2. Discussion of Prior Art
Integrated circuits are manufactured using a sequence of masking steps to form a plurality of transistors, diodes and other active and passive regions in a substrate (typically called a "wafer") of semiconductor material (typically silicon). Insulating layers and interconnect layers are formed over the surface of the wafer to interconnect the transistors, diodes and active and passive regions. As integrated circuits become more complex, with hundreds of thousands if not millions of transistors on each integrated circuit, the dimensions of the active regions formed in the substrate become smaller. As these dimensions become smaller, more devices can be fabricated on a given area of silicon, but the yield (i.e., the number of useful devices obtained at the end of the manufacturing process divided by the largest number of useful devices theoretically possible) drops for many reasons. These reasons include, for example, processing defects (e.g., particulates, film defects and masking defects), errors in mask alignment, and unwanted impurities in the wafer. With certain complex integrated circuits, as many as 20 to 30 masking steps may be employed and as many as 3 or 4 layers of interconnects may be required in order to produce an operative integrated circuit. Each of the masking steps must be carried out correctly and each of the interconnect layers must be formed as intended to obtain a working integrated circuit.
As the sizes of integrated circuits are increased, the yield drops, thereby increasing the costs of the resulting functional integrated circuits. Moreover, as the number of masking steps and interconnect layers increases, the time required to obtain a finished integrated circuit increases because each of the fabrication steps must be carried out sequentially.
Existing field programmable semiconductor devices, such as EPROM, EEPROM, flash memory, programmable logic devices (PLDs), field programmable gate arrays (FPGAs), erasable programmable logic devices (EPLDs), and fuse PROM are manufactured by conventional semiconductor fabrication processes, whereby the devices are fabricated by a plurality of sequential semiconductor processing steps. As previously described, the sequential nature of these processing steps reduces the process yield. Moreover, the field programmable elements used in the field programmable semiconductor devices complicate the overall process as compared to standard semiconductor processes used to make, for example, conventional logic elements such as logic gates.
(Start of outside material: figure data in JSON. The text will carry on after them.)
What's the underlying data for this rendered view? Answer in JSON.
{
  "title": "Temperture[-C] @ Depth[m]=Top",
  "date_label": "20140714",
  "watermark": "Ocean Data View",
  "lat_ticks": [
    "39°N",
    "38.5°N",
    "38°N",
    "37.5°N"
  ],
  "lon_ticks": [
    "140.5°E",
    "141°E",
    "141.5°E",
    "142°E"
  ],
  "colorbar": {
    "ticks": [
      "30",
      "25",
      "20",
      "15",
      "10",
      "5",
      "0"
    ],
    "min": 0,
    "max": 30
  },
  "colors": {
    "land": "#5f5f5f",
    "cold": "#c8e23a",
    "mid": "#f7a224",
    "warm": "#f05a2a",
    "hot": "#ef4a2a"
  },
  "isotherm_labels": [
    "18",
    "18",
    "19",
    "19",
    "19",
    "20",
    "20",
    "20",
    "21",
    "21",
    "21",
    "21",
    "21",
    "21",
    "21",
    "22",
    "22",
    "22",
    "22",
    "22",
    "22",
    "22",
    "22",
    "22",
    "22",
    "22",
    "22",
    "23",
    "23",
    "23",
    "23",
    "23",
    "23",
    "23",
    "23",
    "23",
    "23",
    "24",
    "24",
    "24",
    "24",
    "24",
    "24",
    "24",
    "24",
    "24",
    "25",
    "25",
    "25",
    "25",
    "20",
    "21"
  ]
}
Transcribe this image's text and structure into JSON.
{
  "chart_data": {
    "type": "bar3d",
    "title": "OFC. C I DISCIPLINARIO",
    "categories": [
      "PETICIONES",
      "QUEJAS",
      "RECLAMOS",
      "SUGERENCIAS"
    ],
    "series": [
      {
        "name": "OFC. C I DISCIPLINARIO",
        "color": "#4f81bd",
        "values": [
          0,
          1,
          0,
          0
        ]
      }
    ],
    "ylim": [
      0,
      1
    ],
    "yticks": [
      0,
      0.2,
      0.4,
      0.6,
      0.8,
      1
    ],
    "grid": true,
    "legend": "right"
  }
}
As a result, the process used to manufacture field programmable semiconductor devices is generally more complex, and therefore more costly, than the process used to manufacture conventional logic elements. Furthermore, the technology required to fabricate field programmable elements is often not compatible with the standard technology required to fabricate conventional logic elements. This incompatibility results, at least in part, from the high voltages and/or currents used to program the field programmable elements. As a result, trade-offs must be made in parameters such as design layout, process film thickness and junction depth, for example, in order to allow both the field programmable elements and the logic elements of the field programmable semiconductor devices to be fabricated on the same wafer. The result of these trade-offs is a field programmable semiconductor device which performs more poorly than a device fabricated using separate design rules.
Accordingly, it is desirable to have a method and structure which reduces the manufacturing time associated with the fabrication of an integrated circuit. It is also desirable to have a method and structure which reduces the complexity of the fabrication process required to make complex integrated circuits, particularly field programmable semiconductor devices. It is also desirable to have a method and structure which allows optimal design rules to be utilized in the manufacture of integrated circuits which include both conventional logic elements and field programmable elements.